Crude for October delivery CL1V +0.21% added 45 cents, or 0.5%, to $89.37 a barrel on the New York Mercantile Exchange. Oil futures have settled higher for four sessions.
The October contract traded lower during Asian and European trading hours, but gradually pared declines as U.S. equities neared their start. Higher U.S. stock prices are often viewed as a proxy of improved economic conditions and thus future oil demand.
Futures traded lower immediately after the Department of Energy’s Energy Information Administration reported a crude supply increase of 5.3 million barrels.

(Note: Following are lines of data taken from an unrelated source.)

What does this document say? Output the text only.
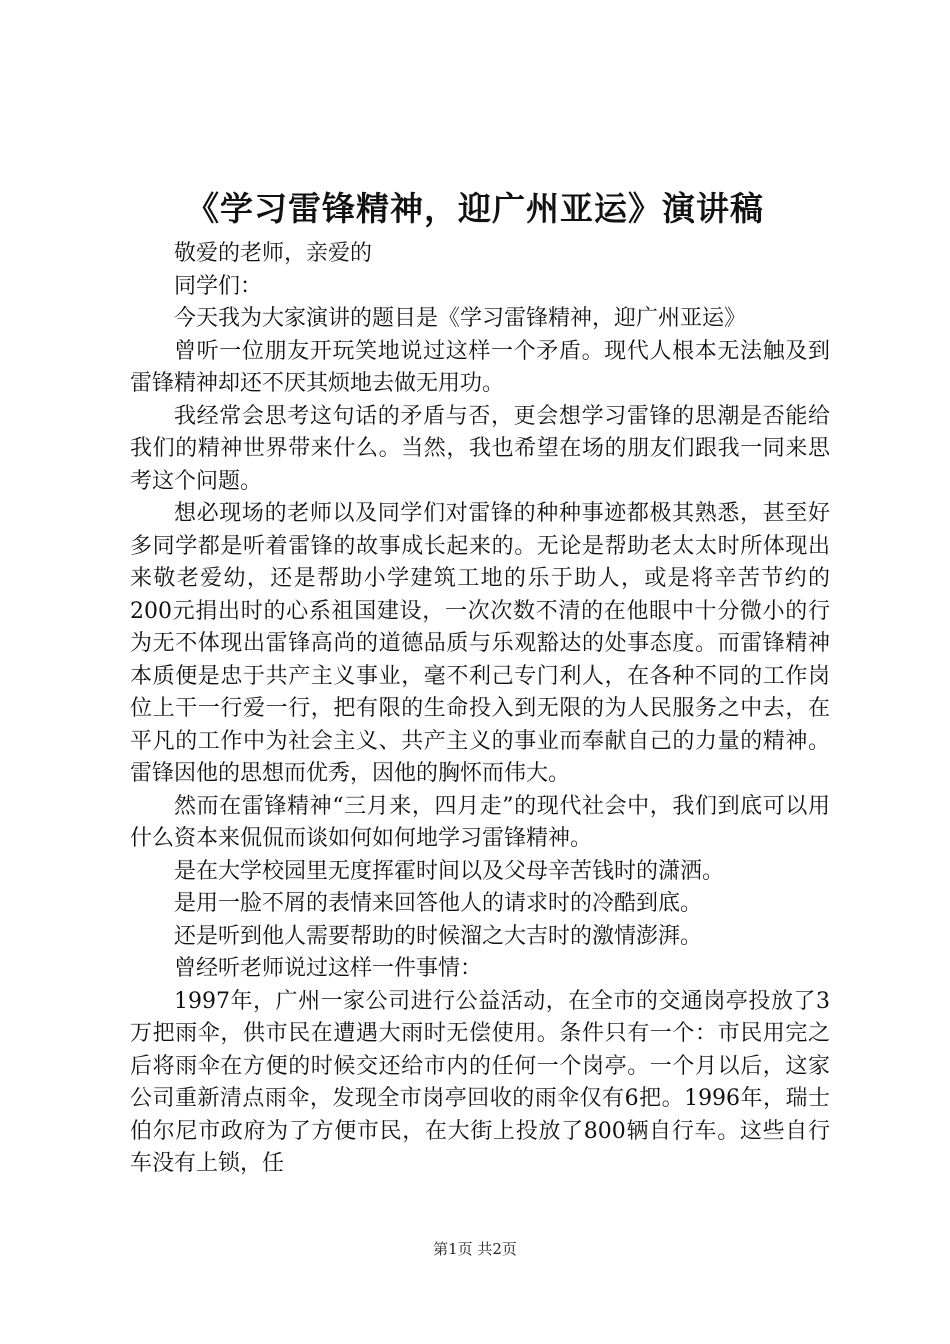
《学习雷锋精神，迎广州亚运》演讲稿

敬爱的老师，亲爱的

同学们：

今天我为大家演讲的题目是《学习雷锋精神，迎广州亚运》

曾听一位朋友开玩笑地说过这样一个矛盾。现代人根本无法触及到雷锋精神却还不厌其烦地去做无用功。

我经常会思考这句话的矛盾与否，更会想学习雷锋的思潮是否能给我们的精神世界带来什么。当然，我也希望在场的朋友们跟我一同来思考这个问题。

想必现场的老师以及同学们对雷锋的种种事迹都极其熟悉，甚至好多同学都是听着雷锋的故事成长起来的。无论是帮助老太太时所体现出来敬老爱幼，还是帮助小学建筑工地的乐于助人，或是将辛苦节约的200元捐出时的心系祖国建设，一次次数不清的在他眼中十分微小的行为无不体现出雷锋高尚的道德品质与乐观豁达的处事态度。而雷锋精神本质便是忠于共产主义事业，毫不利己专门利人，在各种不同的工作岗位上干一行爱一行，把有限的生命投入到无限的为人民服务之中去，在平凡的工作中为社会主义、共产主义的事业而奉献自己的力量的精神。雷锋因他的思想而优秀，因他的胸怀而伟大。

然而在雷锋精神“三月来，四月走”的现代社会中，我们到底可以用什么资本来侃侃而谈如何如何地学习雷锋精神。

是在大学校园里无度挥霍时间以及父母辛苦钱时的潇洒。

是用一脸不屑的表情来回答他人的请求时的冷酷到底。

还是听到他人需要帮助的时候溜之大吉时的激情澎湃。

曾经听老师说过这样一件事情：

1997年，广州一家公司进行公益活动，在全市的交通岗亭投放了3万把雨伞，供市民在遭遇大雨时无偿使用。条件只有一个：市民用完之后将雨伞在方便的时候交还给市内的任何一个岗亭。一个月以后，这家公司重新清点雨伞，发现全市岗亭回收的雨伞仅有6把。1996年，瑞士伯尔尼市政府为了方便市民，在大街上投放了800辆自行车。这些自行车没有上锁，任

第1页 共2页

Analysts polled by Platts had expected a decline of 1.2 million barrels.
The EIA also reported that gasoline inventories decreased by 2.8 million barrels, and distillates inventories increased by 400,000 barrels.
Gasoline stocks were expected to drop by 1.1 million barrels, while distillates stocks were seen rising by 1.1 million barrels by the analysts surveyed by Platts.
September gasoline RB1U +1.01% added 3 cents, or 1.1%, to $3.03 a gallon, while September heating oil HO1U +0.33% , a distillate, gained 7 cents, or 0.2%, to $3.08 a gallon.
Earlier Wednesday, a gauge of economic activity in Chicago showed a slowdown in August but came in better than analysts had expected. The Chicago PMI slowed in August to a 56.5% reading from 58.8% in July.
Economists polled by MarketWatch had anticipated a 53% reading. Any reading over 50% indicates expansion.
The Chicago PMI is closely followed because it’s the last major regional indicator before the national Institute for Supply Management’s manufacturing gauge, due for release Thursday.
The Dow Jones Industrial Average DJIA +0.57% was recently up 83 points, or 0.7%, at 11,642, extending gains into a fourth day and reclaiming a slight advance for the year.